Seventh guilty plea in gas pump skimming fraud scheme

ALEXANDRIA, Va. – A Philadelphia man pleaded guilty today to his role in a gas pump skimming fraud scheme in Northern Virginia and elsewhere that resulted in the theft of thousands of credit and debit cards and a loss to financial institutions and the U.S. Postal Service of nearly $500,000 in actual losses and at least $3.5 million in intended losses.

According to court documents, Timurbek Khasanov, 38, participated in a scheme that involved at least six other individuals. The scheme was carried out by attaching electronic devices known as “skimmers” to gas pump payment systems – which collected the information captured when unwitting customers swiped their payment cards at the compromised gas pumps – and then encoding the stolen card numbers onto physical payment cards. Thereafter, the encoded physical cards were used throughout Northern Virginia and elsewhere to make fraudulent ATM withdrawals and U.S. Postal Service money order purchases. Court documents show that between May and August 2017, Khasanov used these encoded physical cards to make at least $5,100 in unauthorized cash withdrawals from ATMs and to purchase at least $6,200 in U.S. Postal Service money orders.

Khasanov pleaded guilty to bank fraud and wire fraud, each of which carry maximum terms of imprisonment of 30 years, as well as aggravated identity theft, which carries a mandatory term of imprisonment of 2 years. Khasanov is scheduled to be sentenced on September 6. Actual sentences for federal crimes are typically less than the maximum penalties, and a federal district court judge will determine any sentence after taking into account the U.S. Sentencing Guidelines and other statutory factors.

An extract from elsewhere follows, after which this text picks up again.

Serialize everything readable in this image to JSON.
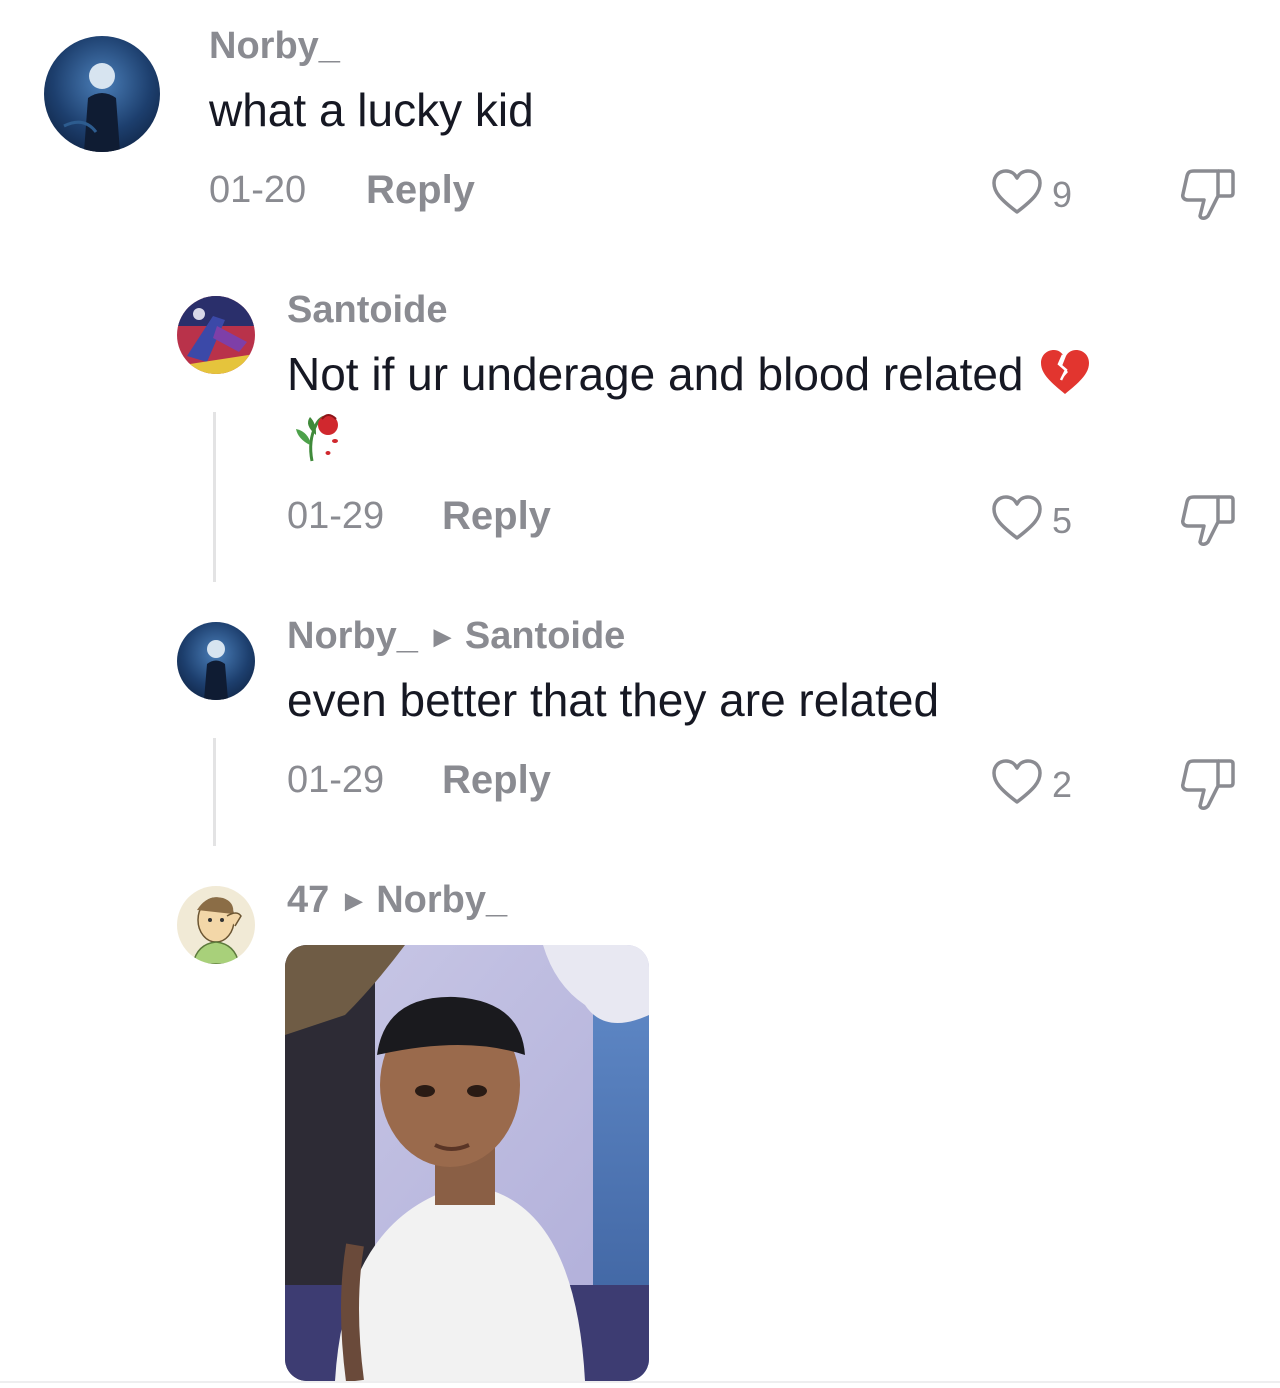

G. Zachary Terwilliger, U.S. Attorney for the Eastern District of Virginia, Raymond Villanueva, Special Agent in Charge of U.S. Immigration and Customs Enforcement’s (ICE) Homeland Security Investigations (HSI) Washington, D.C., Matthew J. DeSarno, Special Agent in Charge, Criminal Division, FBI Washington Field Office, Peter R. Rendina, Inspector in Charge of the Washington Division of the U.S. Postal Inspection Service, and Colonel Edwin C. Roessler Jr., Fairfax County Chief of Police, made the announcement after U.S. District Judge Liam O’Grady accepted the plea. Assistant U.S. Attorneys Alexander P. Berrang and Kellen S. Dwyer are prosecuting the case.